I've not scoped an off-tuned system and I have minimal experience with 
running in an off-tuned state to look for effects of this, but I have 
scoped a system with no secondary, and the primary waveform is a very 
straightforward nowhere-to-go-but-down linear decrement.  As you say, since 
the energy has no where to go, it must stay on the primary side and be 
burned off, mostly in the gap, and also in cap dielectric and other 
resistive losses.  But I still see no mechanism that will cause a resonant 
rise at the primary tank frequency (as opposed to F-mains).  I'm not saying 
that it doesn't or can't, but if it does, there is some mechanism that our 
simulation models and basic understanding does not yet address.

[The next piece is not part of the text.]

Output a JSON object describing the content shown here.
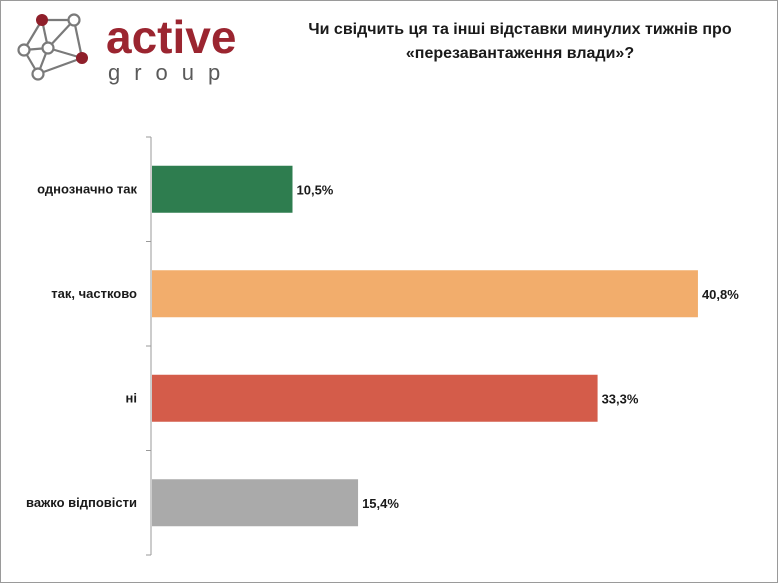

I have seen a sync gap set too late and this causes instability, where 
firings are missed, which causes some degree of mains resonant rise, which 
may account for the safety gap firing.

Gary Lau
MA, USA


Original poster: Terry Fritz <teslalist-at-twfpowerelectronics-dot-com>

Hi Gary,

Normally the primary system is "loaded" by the secondary system which
actually burns most of a system's power.  If the secondary is miss-tuned,
or removed in the extreme case, the power will have no where to go.  Thus,
it is possible for the primary voltage to resonate to higher than normal or
expected values.  Nowhere near the 80kV of an uncontrolled resonate system,
but enough to false fire safety gaps.

In a sync rotary gap system, firing voltage is not controlled by a fixed
spark gap voltage  but rather "timing" alone.  If the voltage increase
occurs when the gaps out of firing position, there is nothing to stop an
increase in voltage other than the safety gaps.

Sync LTR systems can be pretty sensitive to tuning, gap timing, and
coupling.  If the tuning is off, dramatic primary to secondary arcs can
occur.  Poor timing can draw much more line current and blow fuses that we
are supposed to be using.  Coupling can affect quenching, racing arcs, and
primary voltage adding to the confusion.

So....  Sometimes it is just best to work at say 1/4 or 1/2 power and
re-tune everything just right if odd things are going on.

Cheers,

          Terry


At 09:38 PM 9/15/2003 -0400, you wrote:
 >Hi Terry,
 >
 >Can you expand on your statement below, which I've highlighted in
 >all-caps?  I can't imagine a situation where the primary voltage
 >increases after the gap fires, regardless of tuning.
 >
 >Thanks, Gary Lau
 >MA, USA
 >
 >
 > >Original poster: Terry Fritz <teslalist-at-twfpowerelectronics-dot-com>
 > >
 > >As Kurt showed, maybe you need slightly more MMC capacitance.  If you
 >are
 > >not using a Terry filter and don't have some of the same losses
 >involved,
 > >results may vary a little.  I would just add a little capacitance to
 >the
 > >primary cap till things quiet down.  If you are using a 0 - 140VAC
 >variac,
 > >that may over voltage things a bit too.  Tuning may be an issue as
 > >well.  IF THE SECONDARY SYSTEM DOES NOT USE UP THE POWER >PROPERLY, IT
 >MAY TEND TO RAISE THE PRIMARY VOLTAGE UP.